Commissioner says pot tax levels playing field
The chairman of the Jackson County Board of Commissioners says a ballot measure passed Tuesday allowing the county to tax marijuana sales is necessary to correct imbalances created by Measure 91.
Measure 15-133, which allows the county to impose up to a 25-percent tax on recreational and medical marijuana sales, passed with 63 percent of the vote, or 29,042 to 17,062. While local taxation has been criticized by some marijuana advocates who say it could encourage the black market Measure 91 is intended to discourage, Commissioner Doug Breidenthal says the measure has been wrongly interpreted as an anti-marijuana move.
"This is a 30-point spread — this is what they call a landslide," he says. "Our charter is a privilege to the voters because they get to decide themselves what they're going to be subject to with taxation."

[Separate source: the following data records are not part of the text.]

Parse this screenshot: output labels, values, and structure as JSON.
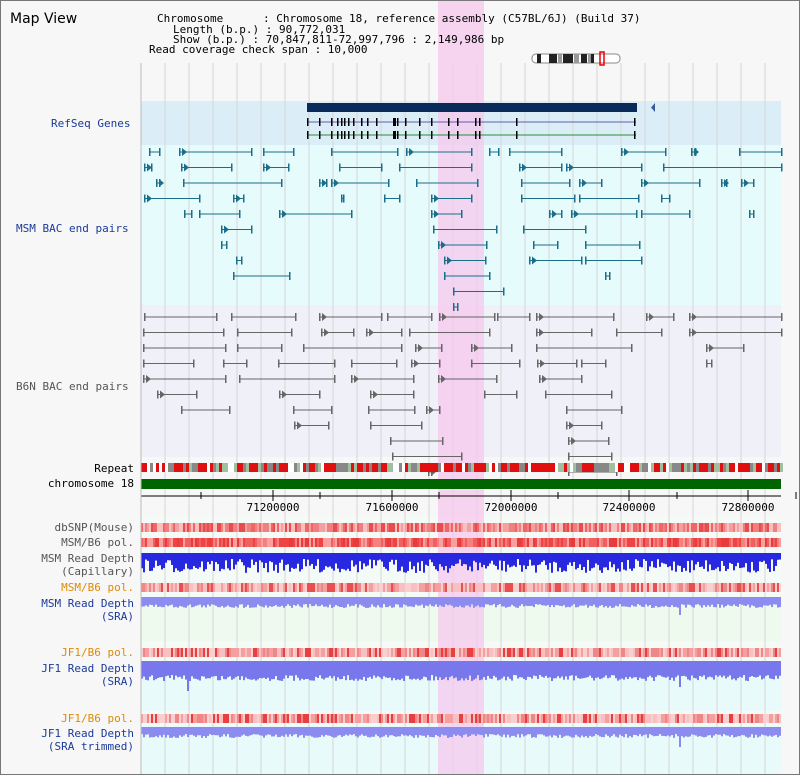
{
  "title": "Map View",
  "info": {
    "chromosome": "Chromosome      : Chromosome 18, reference assembly (C57BL/6J) (Build 37)",
    "length": "Length (b.p.) : 90,772,031",
    "show": "Show (b.p.) : 70,847,811-72,997,796 : 2,149,986 bp",
    "span": "Read coverage check span : 10,000"
  },
  "tracks": {
    "refseq": "RefSeq Genes",
    "msm_bac": "MSM BAC end pairs",
    "b6n_bac": "B6N BAC end pairs"
  },
  "labels": {
    "repeat": "Repeat",
    "chromosome": "chromosome 18",
    "dbsnp": "dbSNP(Mouse)",
    "msm_b6_pol_1": "MSM/B6 pol.",
    "msm_read_depth_cap_1": "MSM Read Depth",
    "msm_read_depth_cap_2": "(Capillary)",
    "msm_b6_pol_2": "MSM/B6 pol.",
    "msm_read_depth_sra_1": "MSM Read Depth",
    "msm_read_depth_sra_2": "(SRA)",
    "jf1_b6_pol_1": "JF1/B6 pol.",
    "jf1_read_depth_sra_1": "JF1 Read Depth",
    "jf1_read_depth_sra_2": "(SRA)",
    "jf1_b6_pol_2": "JF1/B6 pol.",
    "jf1_read_depth_trim_1": "JF1 Read Depth",
    "jf1_read_depth_trim_2": "(SRA trimmed)"
  },
  "axis": {
    "ticks": [
      "71200000",
      "71600000",
      "72000000",
      "72400000",
      "72800000"
    ]
  },
  "colors": {
    "refseq_bg": "#dbeef8",
    "bac_bg": "#e6fbfb",
    "highlight": "#f5c8ee",
    "msm_bac": "#1a6e8a",
    "b6n_bac": "#666666",
    "chromosome_bar": "#006400",
    "label_blue": "#1a3a9a",
    "label_orange": "#e08a00",
    "gene_dark": "#0a2a5a"
  }
}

Breidenthal points out that Medford, Ashland, Gold Hill and Central Point passed their own local taxes on marijuana without a vote by residents.

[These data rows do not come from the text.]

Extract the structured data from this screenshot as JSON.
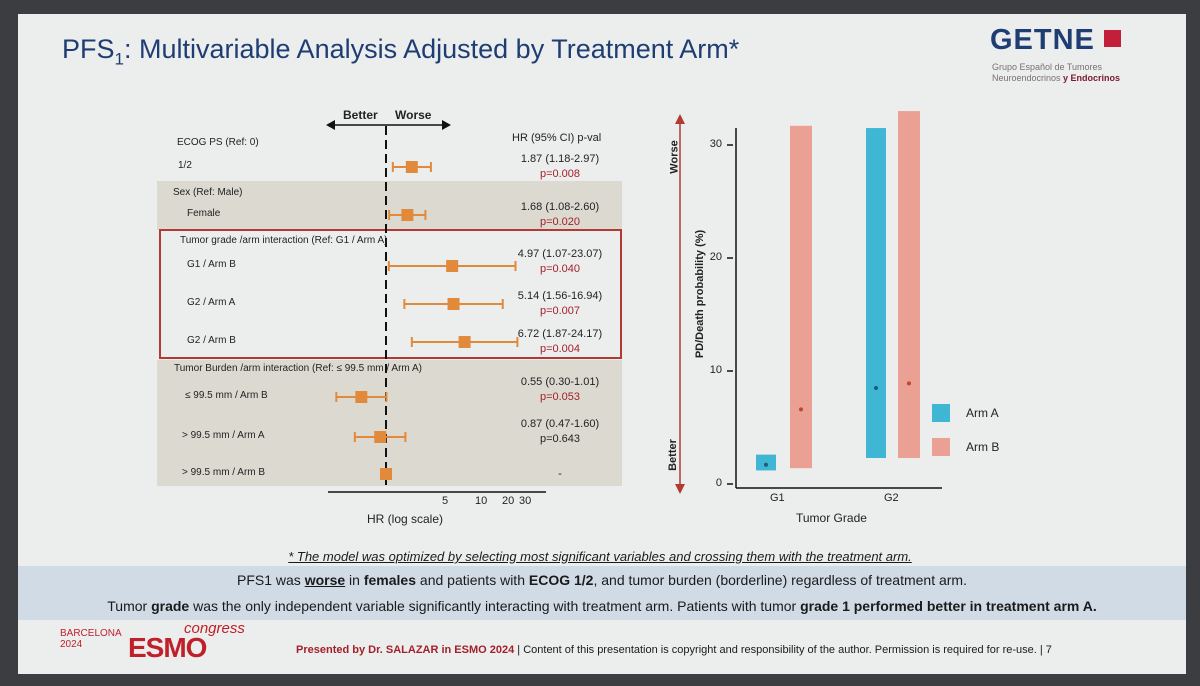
{
  "slide": {
    "title_main": "PFS",
    "title_sub": "1",
    "title_rest": ": Multivariable Analysis Adjusted by Treatment Arm*"
  },
  "logo": {
    "word": "GETNE",
    "line1": "Grupo Español de Tumores",
    "line2a": "Neuroendocrinos ",
    "line2b": "y Endocrinos"
  },
  "chart_data": [
    {
      "type": "forest",
      "better_label": "Better",
      "worse_label": "Worse",
      "header": "HR (95% CI) p-val",
      "xlabel": "HR (log scale)",
      "reference_line": 1,
      "xticks": [
        "5",
        "10",
        "20",
        "30"
      ],
      "groups": [
        {
          "label": "ECOG PS (Ref: 0)",
          "shaded": false,
          "highlighted": false
        },
        {
          "label": "Sex (Ref: Male)",
          "shaded": true,
          "highlighted": false
        },
        {
          "label": "Tumor grade /arm interaction (Ref: G1 / Arm A)",
          "shaded": false,
          "highlighted": true
        },
        {
          "label": "Tumor Burden /arm interaction (Ref: ≤ 99.5  mm / Arm A)",
          "shaded": true,
          "highlighted": false
        }
      ],
      "rows": [
        {
          "label": "1/2",
          "hr": 1.87,
          "lo": 1.18,
          "hi": 2.97,
          "hr_text": "1.87 (1.18-2.97)",
          "p_text": "p=0.008",
          "p_red": true
        },
        {
          "label": "Female",
          "hr": 1.68,
          "lo": 1.08,
          "hi": 2.6,
          "hr_text": "1.68 (1.08-2.60)",
          "p_text": "p=0.020",
          "p_red": true
        },
        {
          "label": "G1 / Arm B",
          "hr": 4.97,
          "lo": 1.07,
          "hi": 23.07,
          "hr_text": "4.97 (1.07-23.07)",
          "p_text": "p=0.040",
          "p_red": true
        },
        {
          "label": "G2 / Arm A",
          "hr": 5.14,
          "lo": 1.56,
          "hi": 16.94,
          "hr_text": "5.14 (1.56-16.94)",
          "p_text": "p=0.007",
          "p_red": true
        },
        {
          "label": "G2 / Arm B",
          "hr": 6.72,
          "lo": 1.87,
          "hi": 24.17,
          "hr_text": "6.72 (1.87-24.17)",
          "p_text": "p=0.004",
          "p_red": true
        },
        {
          "label": "≤ 99.5  mm / Arm B",
          "hr": 0.55,
          "lo": 0.3,
          "hi": 1.01,
          "hr_text": "0.55 (0.30-1.01)",
          "p_text": "p=0.053",
          "p_red": true
        },
        {
          "label": "> 99.5  mm / Arm A",
          "hr": 0.87,
          "lo": 0.47,
          "hi": 1.6,
          "hr_text": "0.87 (0.47-1.60)",
          "p_text": "p=0.643",
          "p_red": false
        },
        {
          "label": "> 99.5  mm / Arm B",
          "hr": 1.0,
          "lo": null,
          "hi": null,
          "hr_text": "",
          "p_text": "-",
          "p_red": false
        }
      ]
    },
    {
      "type": "bar",
      "title": "",
      "xlabel": "Tumor Grade",
      "ylabel": "PD/Death probability (%)",
      "worse_label": "Worse",
      "better_label": "Better",
      "categories": [
        "G1",
        "G2"
      ],
      "ylim": [
        0,
        32
      ],
      "yticks": [
        "0",
        "10",
        "20",
        "30"
      ],
      "series": [
        {
          "name": "Arm A",
          "color": "#3fb7d4",
          "bars": [
            {
              "lo": 1.2,
              "hi": 2.6,
              "point": 1.7
            },
            {
              "lo": 2.3,
              "hi": 31.5,
              "point": 8.5
            }
          ]
        },
        {
          "name": "Arm B",
          "color": "#eaa194",
          "bars": [
            {
              "lo": 1.4,
              "hi": 31.7,
              "point": 6.6
            },
            {
              "lo": 2.3,
              "hi": 33.0,
              "point": 8.9
            }
          ]
        }
      ]
    }
  ],
  "footnote": "* The model was optimized by selecting most significant variables and crossing them with the treatment arm.",
  "conclusion1": {
    "a": "PFS1 was ",
    "b": "worse",
    "c": " in ",
    "d": "females",
    "e": " and patients with ",
    "f": "ECOG 1/2",
    "g": ", and tumor burden (borderline) regardless of treatment arm."
  },
  "conclusion2": {
    "a": "Tumor ",
    "b": "grade",
    "c": " was the only independent variable significantly interacting with treatment arm. Patients with tumor ",
    "d": "grade 1 performed better in treatment arm A."
  },
  "footer": {
    "city": "BARCELONA",
    "year": "2024",
    "esmo": "ESMO",
    "congress": "congress",
    "presented_red": "Presented by Dr. SALAZAR in ESMO 2024",
    "presented_rest": " | Content of this presentation is copyright and responsibility of the author. Permission is required for re-use.  |  7"
  }
}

Measure 15-133 also taxes medical marijuana, which isn't taxed at the state level. Breidenthal says members of the medical marijuana industry told them they weren't opposed to some taxation if it could provide a framework for regulating the quality of their product, complaining that some of their patients were being sold low-quality medicine. He says there are issues with funding marijuana regulatory programs from other revenue streams that make local taxation the only option.
There's also the question of the state law's tax structure, which Breidenthal says doesn't provide enough for small communities.

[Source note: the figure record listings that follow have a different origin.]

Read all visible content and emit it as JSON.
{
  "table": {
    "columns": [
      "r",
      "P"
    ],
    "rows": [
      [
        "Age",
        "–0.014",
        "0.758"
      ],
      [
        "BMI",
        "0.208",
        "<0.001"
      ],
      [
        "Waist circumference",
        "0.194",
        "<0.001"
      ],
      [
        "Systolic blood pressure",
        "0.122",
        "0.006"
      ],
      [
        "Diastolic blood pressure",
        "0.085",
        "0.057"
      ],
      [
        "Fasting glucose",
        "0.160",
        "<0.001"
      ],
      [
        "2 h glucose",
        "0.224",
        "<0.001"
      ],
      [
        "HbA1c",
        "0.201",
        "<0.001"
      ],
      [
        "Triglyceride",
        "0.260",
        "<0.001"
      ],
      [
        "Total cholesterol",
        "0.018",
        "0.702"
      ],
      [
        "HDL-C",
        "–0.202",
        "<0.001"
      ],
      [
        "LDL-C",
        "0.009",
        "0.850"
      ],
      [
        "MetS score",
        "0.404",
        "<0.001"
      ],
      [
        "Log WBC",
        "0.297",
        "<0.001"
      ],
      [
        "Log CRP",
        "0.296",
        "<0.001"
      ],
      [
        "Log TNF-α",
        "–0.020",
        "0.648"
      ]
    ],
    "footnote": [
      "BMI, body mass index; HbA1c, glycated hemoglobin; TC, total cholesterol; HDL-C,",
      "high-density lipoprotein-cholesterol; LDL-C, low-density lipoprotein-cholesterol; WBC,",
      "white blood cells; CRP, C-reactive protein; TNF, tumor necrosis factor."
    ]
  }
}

"After 36 months, the structure changes, and then it's divvied out to the local governments based on the number of dispensaries within the community," he says. He says that could disenfranchise Southern Oregon, which grows much of the state's marijuana but has relatively few retail dispensaries.
Breidenthal says the commissioners need more time before they're ready to decide on countywide tax rates or how revenues will be distributed, but he did point out that commissioners made the tax retroactive to Dec. 1, 2014.
"Essentially, the tax could be assessed starting April 1, 2015," he says.